To see the site ID, go to the Matomo administration interface, via the menu at the top right (cogwheel icon if your screen is large, or simply “Administration” otherwise). Then, using the menu on the left, click the section “Websites” and then click on “Manage”. You will then obtain the list of measured sites with, under the site name, the ID.

Website list

Integrate logs

Now we have the access logs and site ID, we will be able to use the official script designed to send the logs to matomo.

The version of python used by this script depends on the version of matomo:

  • Matomo 3 requires python 2,
  • Matomo 4 requires python 3.

The script has help (via the --help argument or its page on github), as I use it locally, I only need few arguments:

sudo -u www-data                                      \
    /var/www/matomo/misc/log-analytics/import_logs.py \
        --url=https://votredomaine                    \
        --idsite=1                                    \
        --enable-static                               \
        access.log

The sudo is optional but handy. Without it, I would have to supply a matomo’s username and password (in clear in the arguments 😢). With sudo, the script does not need these identifiers and will look for a token in the files.

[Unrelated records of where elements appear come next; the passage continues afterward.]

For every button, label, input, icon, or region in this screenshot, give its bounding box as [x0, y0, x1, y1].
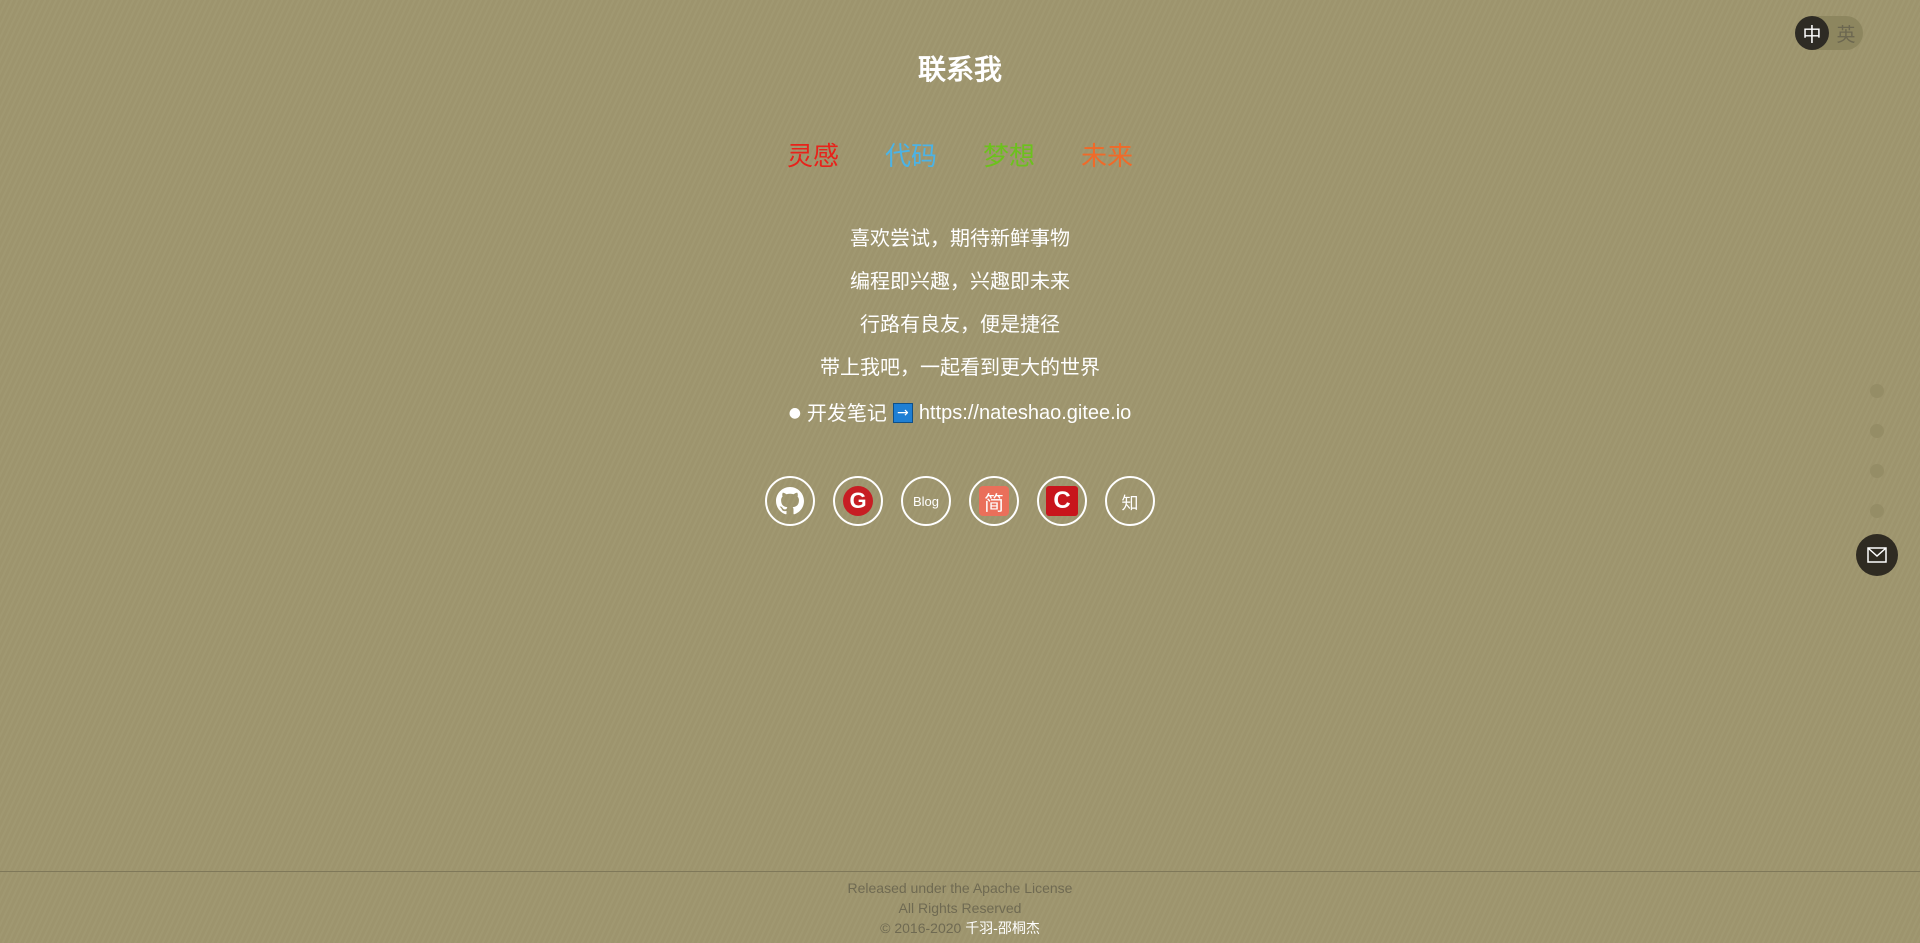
github-icon	[776, 487, 804, 515]
blog-icon: Blog	[912, 493, 940, 509]
section-nav-dot[interactable]	[1870, 464, 1884, 478]
bullet: ●	[788, 405, 801, 421]
footer: Released under the Apache License All Ri…	[0, 871, 1920, 938]
intro-line: 喜欢尝试，期待新鲜事物	[850, 226, 1070, 250]
tag-inspiration: 灵感	[786, 142, 839, 172]
intro-line: 行路有良友，便是捷径	[860, 312, 1060, 336]
arrow-right-icon: →	[892, 403, 913, 423]
gitee-link[interactable]: G	[833, 476, 883, 526]
jianshu-icon: 简	[979, 486, 1009, 516]
page: 中 英 联系我 灵感 代码 梦想 未来 喜欢尝试，期待新鲜事物 编程即兴趣，兴趣…	[0, 0, 1920, 943]
intro-line: 带上我吧，一起看到更大的世界	[820, 355, 1100, 379]
dev-notes-line: ● 开发笔记 → https://nateshao.gitee.io	[0, 394, 1920, 437]
csdn-icon: C	[1046, 486, 1078, 516]
tag-future: 未来	[1081, 142, 1134, 172]
footer-author-link[interactable]: 千羽-邵桐杰	[965, 920, 1040, 936]
lang-english-option[interactable]: 英	[1829, 16, 1863, 50]
intro-line: 编程即兴趣，兴趣即未来	[850, 269, 1070, 293]
jianshu-link[interactable]: 简	[969, 476, 1019, 526]
language-toggle[interactable]: 中 英	[1795, 16, 1863, 50]
dev-notes-label: 开发笔记	[806, 401, 887, 425]
tag-row: 灵感 代码 梦想 未来	[0, 136, 1920, 173]
footer-copyright: © 2016-2020	[880, 920, 962, 936]
contact-mail-button[interactable]	[1856, 534, 1898, 576]
csdn-link[interactable]: C	[1037, 476, 1087, 526]
zhihu-link[interactable]: 知	[1105, 476, 1155, 526]
zhihu-icon: 知	[1121, 493, 1139, 514]
social-links: G Blog 简 C 知	[0, 476, 1920, 526]
intro-lines: 喜欢尝试，期待新鲜事物 编程即兴趣，兴趣即未来 行路有良友，便是捷径 带上我吧，…	[0, 222, 1920, 437]
section-nav-dot[interactable]	[1870, 384, 1884, 398]
page-title: 联系我	[917, 53, 1002, 86]
footer-license: Released under the Apache License	[847, 880, 1073, 896]
footer-copyright-line: © 2016-2020 千羽-邵桐杰	[0, 918, 1920, 938]
gitee-icon: G	[843, 486, 873, 516]
lang-chinese-option[interactable]: 中	[1795, 16, 1829, 50]
dev-notes-link[interactable]: https://nateshao.gitee.io	[919, 397, 1131, 429]
mail-icon	[1867, 547, 1887, 563]
github-link[interactable]	[765, 476, 815, 526]
tag-dream: 梦想	[983, 142, 1036, 172]
blog-link[interactable]: Blog	[901, 476, 951, 526]
footer-rights: All Rights Reserved	[898, 900, 1022, 916]
tag-code: 代码	[884, 142, 937, 172]
section-nav-dot[interactable]	[1870, 504, 1884, 518]
section-nav-dot[interactable]	[1870, 424, 1884, 438]
section-nav-dots	[1870, 384, 1884, 518]
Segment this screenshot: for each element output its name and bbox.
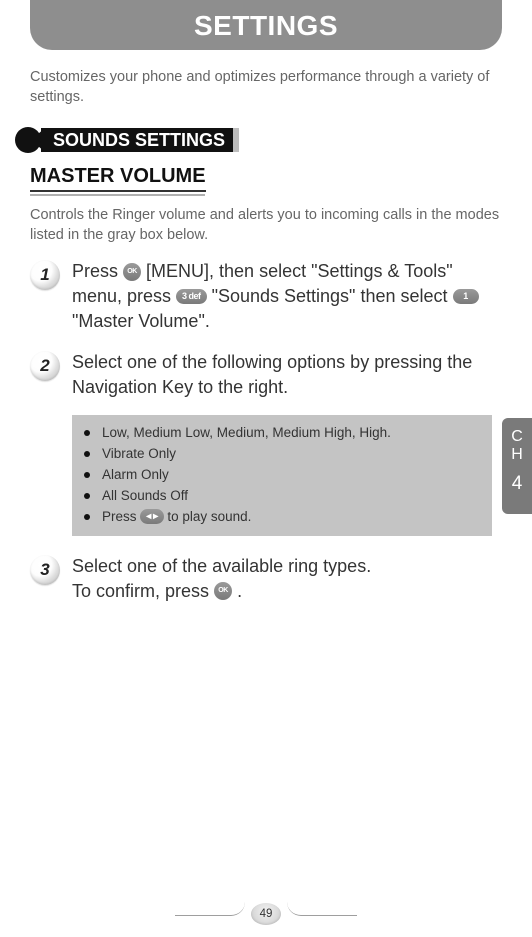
page-title: SETTINGS	[30, 10, 502, 42]
option-item: All Sounds Off	[84, 486, 480, 507]
step-3: 3 Select one of the available ring types…	[30, 554, 502, 604]
text-fragment: Press	[102, 509, 140, 524]
sub-intro-text: Controls the Ringer volume and alerts yo…	[30, 206, 502, 245]
step-badge: 2	[30, 351, 60, 381]
page-footer: 49	[175, 903, 357, 925]
text-fragment: "Sounds Settings" then select	[212, 286, 453, 306]
text-fragment: .	[237, 581, 242, 601]
header-bar: SETTINGS	[30, 0, 502, 50]
ok-key-icon: OK	[123, 263, 141, 281]
text-fragment: "Master Volume".	[72, 311, 210, 331]
chapter-tab: C H 4	[502, 418, 532, 514]
section-header: SOUNDS SETTINGS	[15, 127, 532, 153]
subheading-underline	[30, 194, 205, 196]
chapter-number: 4	[502, 473, 532, 495]
step-badge: 1	[30, 260, 60, 290]
step-2-text: Select one of the following options by p…	[72, 350, 502, 400]
option-item: Low, Medium Low, Medium, Medium High, Hi…	[84, 423, 480, 444]
text-fragment: to play sound.	[167, 509, 251, 524]
text-fragment: Press	[72, 261, 123, 281]
option-item: Alarm Only	[84, 465, 480, 486]
step-badge: 3	[30, 555, 60, 585]
ok-key-icon: OK	[214, 582, 232, 600]
text-fragment: To confirm, press	[72, 581, 214, 601]
intro-text: Customizes your phone and optimizes perf…	[30, 68, 502, 107]
chapter-letter: C	[511, 428, 523, 445]
page-number: 49	[251, 903, 281, 925]
arrow-icon: ◂ ▸	[146, 512, 157, 522]
step-1-text: Press OK [MENU], then select "Settings &…	[72, 259, 502, 333]
section-label-shadow	[233, 128, 239, 152]
option-item: Vibrate Only	[84, 444, 480, 465]
text-fragment: Select one of the available ring types.	[72, 556, 371, 576]
section-label: SOUNDS SETTINGS	[41, 128, 233, 152]
footer-decor-right	[287, 902, 357, 916]
subheading: MASTER VOLUME	[30, 165, 206, 192]
options-box: Low, Medium Low, Medium, Medium High, Hi…	[72, 415, 492, 536]
step-2: 2 Select one of the following options by…	[30, 350, 502, 400]
step-3-text: Select one of the available ring types. …	[72, 554, 502, 604]
nav-key-icon: ◂ ▸	[140, 509, 163, 524]
chapter-letter: H	[511, 446, 523, 463]
subheading-row: MASTER VOLUME	[30, 165, 502, 196]
option-item: Press ◂ ▸ to play sound.	[84, 507, 480, 528]
section-bullet-icon	[15, 127, 41, 153]
step-1: 1 Press OK [MENU], then select "Settings…	[30, 259, 502, 333]
footer-decor-left	[175, 902, 245, 916]
key-3-icon: 3 def	[176, 289, 207, 304]
key-1-icon: 1	[453, 289, 479, 304]
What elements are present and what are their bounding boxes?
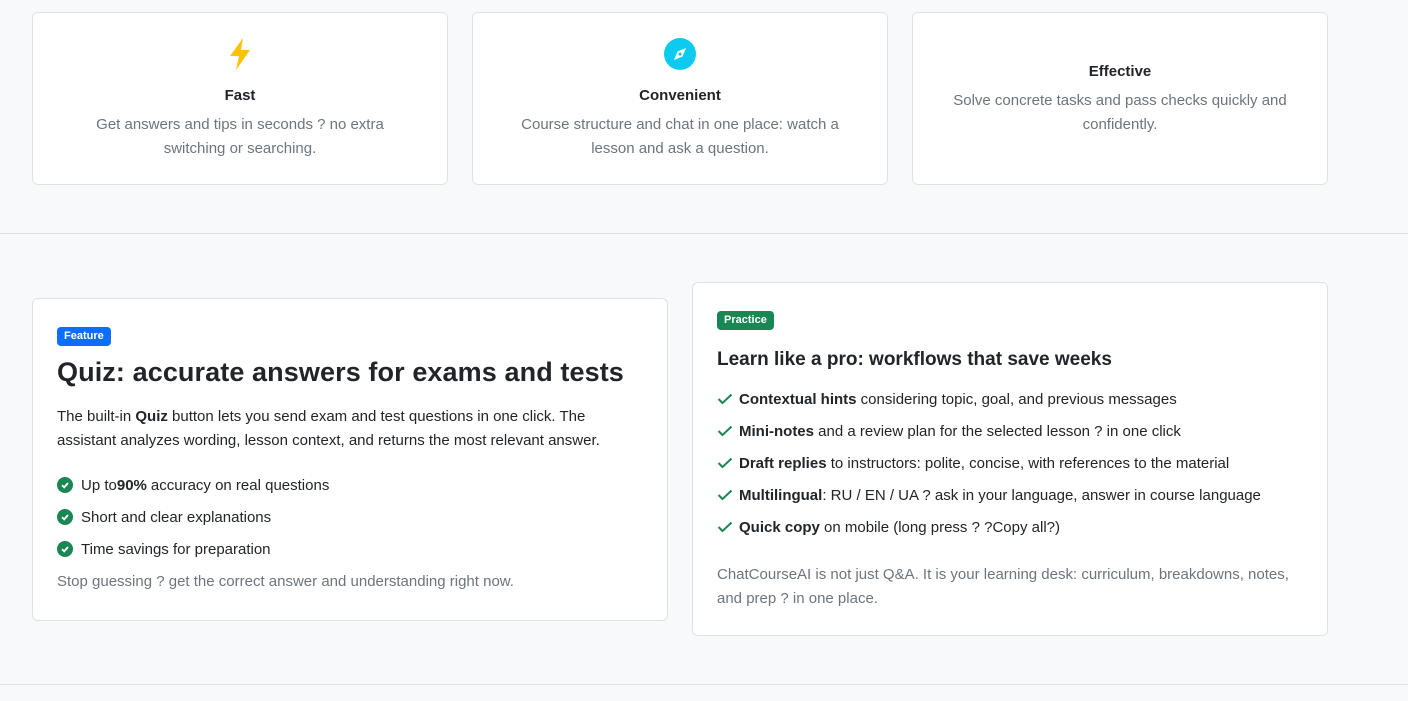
list-item: Mini-notes and a review plan for the sel… <box>717 415 1261 447</box>
practice-badge: Practice <box>717 311 774 330</box>
feature-text: Get answers and tips in seconds ? no ext… <box>96 116 384 157</box>
practice-card: Practice Learn like a pro: workflows tha… <box>692 282 1328 636</box>
feature-text: Course structure and chat in one place: … <box>521 116 839 157</box>
lightning-icon <box>230 38 250 70</box>
feature-title: Convenient <box>639 87 721 104</box>
compass-icon <box>664 38 696 70</box>
features-section: Fast Get answers and tips in seconds ? n… <box>0 0 1408 234</box>
check-circle-icon <box>57 509 73 525</box>
check-circle-icon <box>57 477 73 493</box>
quiz-card: Feature Quiz: accurate answers for exams… <box>32 298 668 621</box>
feature-card-fast: Fast Get answers and tips in seconds ? n… <box>32 12 448 185</box>
list-item: Multilingual: RU / EN / UA ? ask in your… <box>717 479 1261 511</box>
practice-title: Learn like a pro: workflows that save we… <box>717 349 1112 370</box>
list-item: Up to 90% accuracy on real questions <box>57 469 329 501</box>
check-icon <box>717 425 733 437</box>
feature-title: Effective <box>1088 63 1152 80</box>
quiz-benefits-list: Up to 90% accuracy on real questions Sho… <box>57 469 329 565</box>
practice-list: Contextual hints considering topic, goal… <box>717 383 1261 543</box>
feature-card-convenient: Convenient Course structure and chat in … <box>472 12 888 185</box>
quiz-description: The built-in Quiz button lets you send e… <box>57 408 600 449</box>
check-icon <box>717 457 733 469</box>
feature-badge: Feature <box>57 327 111 346</box>
check-icon <box>717 489 733 501</box>
feature-card-effective: Effective Solve concrete tasks and pass … <box>912 12 1328 185</box>
check-circle-icon <box>57 541 73 557</box>
list-item: Contextual hints considering topic, goal… <box>717 383 1261 415</box>
list-item: Time savings for preparation <box>57 533 329 565</box>
check-icon <box>717 393 733 405</box>
details-section: Feature Quiz: accurate answers for exams… <box>0 234 1408 685</box>
list-item: Short and clear explanations <box>57 501 329 533</box>
check-icon <box>717 521 733 533</box>
feature-title: Fast <box>224 87 256 104</box>
quiz-footer-text: Stop guessing ? get the correct answer a… <box>57 573 514 590</box>
list-item: Quick copy on mobile (long press ? ?Copy… <box>717 511 1261 543</box>
practice-footer-text: ChatCourseAI is not just Q&A. It is your… <box>717 566 1289 607</box>
list-item: Draft replies to instructors: polite, co… <box>717 447 1261 479</box>
feature-text: Solve concrete tasks and pass checks qui… <box>953 92 1287 133</box>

And to avoid using administrator rights when not needed, I use the argument -u www-data to only use web server rights.

Archiving of statistics

Once the logs have been inserted into the database, Matomo must archive them. Usually, it does this on the fly when you view the statistics pages. For small sites, or if you import your stats very often (every 5 minutes), the process is quick and no one notices.

With our logs, it doesn’t work so well anymore. Since the logs contain a lot of events inserted at the same time, the archiving takes a long time. Believe me, it is noticeable and it’s kinda painful having to wait to get the dashboard.

Fortunately, you can trigger this process directly from the command line. By doing it right after import, Matomo will no longer need to do it during your visits. The corresponding script has plenty of options but only one is needed in our case:

sudo -u www-data                         \
    /var/www/matomo/console core:archive \
        --url='https://votredomaine'

Since we are doing the archiving after the import, we do not need Matomo to trigger it when we visist its dashboards. To do this, go to the administration menu and then to the “System” section we click on “General settings”.

Archiving stats

And after ?

Ideally, these two command lines should be called automatically via a scheduled task (like crontab). Every night, for example, to collect logs, send them to matomo and archive statistics.

You will then be able to see each morning the statistics of visits of the day before. See which topics are doing better than others, your visitor trends and that sort of thing.

And since you have avoided javascript, take the opportunity to anonymize IP addresses. Not only is it more respectful, but it saves you from having to display a consent popup.